I do not know. I have taken boron for years without any kidney issues. Walter Last writes about borax. As I recall, he indicated that it was very safe. You might find something in his writing to help with your question.

https://mmsinfo.org/misc/The_Borax_Conspiracy-by_Walter_Last.pdf

That is such interesting information! Thanks for the link, I have saved it and plan on taking my boron/borax again. I have been a believer for a long time but have been lax.

 

[frannybananny]

@Blossom Hi!. Thanks for sharing your experience. I just found this thread. I am a 52 yo woman about 5 yrs post menopausal as well and just in the last year I have lost a drastic amount of muscle especially in my arms which used to be very muscular. All this since going Peat I used to be paleo and PUFA and had great muscle tone, so not sure how or why this is happening perhaps estrogen getting liberated from my tissues? Anyway would you possible mind sharing where you got the T base? I went on purple panda labs that was suggested on this thread and there are several options. I used to take 1mg T troches and really did pretty well on that but that was years ago and I am in a different place metabolically now. If topical is better I would go that route.
Did you notice any benefit from muscle mass for you ? I am a small woman and used to looked somewhat toned on my upper body never in my legs tho and now I just look more like skinny fat regardless of my training. Would love to know if you had good experience with T that way too.
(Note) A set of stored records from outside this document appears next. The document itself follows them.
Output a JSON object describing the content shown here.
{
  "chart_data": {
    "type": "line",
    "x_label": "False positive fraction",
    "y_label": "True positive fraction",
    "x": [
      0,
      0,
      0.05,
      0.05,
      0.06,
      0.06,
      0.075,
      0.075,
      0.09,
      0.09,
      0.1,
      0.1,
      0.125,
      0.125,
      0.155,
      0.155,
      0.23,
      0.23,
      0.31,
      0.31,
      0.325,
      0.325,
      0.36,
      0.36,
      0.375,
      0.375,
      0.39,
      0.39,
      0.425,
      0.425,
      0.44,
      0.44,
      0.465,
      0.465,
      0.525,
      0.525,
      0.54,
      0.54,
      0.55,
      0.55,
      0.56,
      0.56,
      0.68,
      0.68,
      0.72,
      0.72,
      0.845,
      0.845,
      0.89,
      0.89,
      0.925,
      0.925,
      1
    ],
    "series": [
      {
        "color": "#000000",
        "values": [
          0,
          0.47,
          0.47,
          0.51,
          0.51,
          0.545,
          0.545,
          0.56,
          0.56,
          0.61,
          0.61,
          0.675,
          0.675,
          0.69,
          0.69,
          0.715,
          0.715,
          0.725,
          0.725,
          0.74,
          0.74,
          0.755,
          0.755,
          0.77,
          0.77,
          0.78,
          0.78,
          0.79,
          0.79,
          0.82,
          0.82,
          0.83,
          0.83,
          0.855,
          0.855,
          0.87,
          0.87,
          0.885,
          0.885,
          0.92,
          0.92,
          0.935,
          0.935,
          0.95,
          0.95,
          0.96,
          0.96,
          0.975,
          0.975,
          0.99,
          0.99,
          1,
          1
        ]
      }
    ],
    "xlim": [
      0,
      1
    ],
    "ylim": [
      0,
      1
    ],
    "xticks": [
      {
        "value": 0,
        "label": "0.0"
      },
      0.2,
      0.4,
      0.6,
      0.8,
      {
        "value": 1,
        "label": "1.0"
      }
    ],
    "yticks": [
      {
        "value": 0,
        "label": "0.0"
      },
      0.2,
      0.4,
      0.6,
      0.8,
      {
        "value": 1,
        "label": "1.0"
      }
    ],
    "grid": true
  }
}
You can take HMB to prevent losing any more muscle. Please research first.

 

[frannybananny]

I think if you make sure you are getting 2000 mg or more of calcium each day and eat something starchy every 3 hours or so that would really help lower your stress.

I knew several young women who regularly took aspirin recommended by their physician. They could not lose weight and were not less stressed than their peers. I think aspirin is helpful on occasion but not daily.

Please don't recommend that people take that much calcium... it could just go into their soft tissue and cause different cancers like breast cancer depending on other deficiencies in their bodies. Be careful of what you recommend. Please do your own research folks.